BALLSTON SPA It’s dangerous out there.
That’s the sense of anyone who has kept up with the news lately, and that’s also the sense of paramedics working in the Community Emergency Corps in Ballston Spa. They know they might be called on to run into volatile, dangerous situations to help wounded, just like police officers. But unlike police, they don’t have the protection of bulletproof body armor.
That’s why the company is seeking grant money to buy armor for its members. It’s not an unusual goal, company members said.
“There is a push toward tactical EMS,” said Ray Ott, of Community Emergency Corps. “We’re the ones who will be giving medical care to wounded people as quickly as possible.”
Ott cited mass shooting situations in which paramedics might be going into active shooter situations right behind police. He referenced Columbine, in particular.
“The police couldn’t help the wounded,” he said. “A number of them bled out.”
The ambulance corps sits right in the middle of Ballston Spa and serves a district with facilities and buildings that could quickly become targets. Among them are the Saratoga County jail, the county seat, the county courthouse as well as Ketterling and area schools.
“It’s a hot button for municipalities to have body armor,” said Ott. “It is especially so for Ballston Spa. If something happens at the jail or the county courthouse, we would be the first line of EMS support to come in.
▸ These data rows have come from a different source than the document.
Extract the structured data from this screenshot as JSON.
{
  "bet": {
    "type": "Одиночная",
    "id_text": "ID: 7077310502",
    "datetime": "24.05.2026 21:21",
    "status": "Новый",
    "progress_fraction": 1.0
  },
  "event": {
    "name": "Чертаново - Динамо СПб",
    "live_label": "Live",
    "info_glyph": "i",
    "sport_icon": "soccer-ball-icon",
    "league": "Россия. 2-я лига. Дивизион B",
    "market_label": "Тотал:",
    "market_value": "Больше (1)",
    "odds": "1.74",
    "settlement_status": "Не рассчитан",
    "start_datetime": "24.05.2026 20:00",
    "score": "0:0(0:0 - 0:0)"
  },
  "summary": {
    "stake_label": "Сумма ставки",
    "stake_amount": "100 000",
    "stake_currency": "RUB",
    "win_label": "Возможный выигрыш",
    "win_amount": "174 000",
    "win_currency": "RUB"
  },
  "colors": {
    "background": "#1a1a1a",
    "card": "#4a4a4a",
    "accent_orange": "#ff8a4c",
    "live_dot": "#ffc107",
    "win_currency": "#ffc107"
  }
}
Logic says we should be equipped to provide the service.”
Making the purchase happen isn’t as easy as making the decision, though. The body armor costs $600 a piece and Ott is looking to purchase 16 to 20. He’s seeking grant money to make the purchase.
“Which is another problem,” said Ott. “Grants that allow the purchase of body armor are geared towards police and fire departments. We are neither.”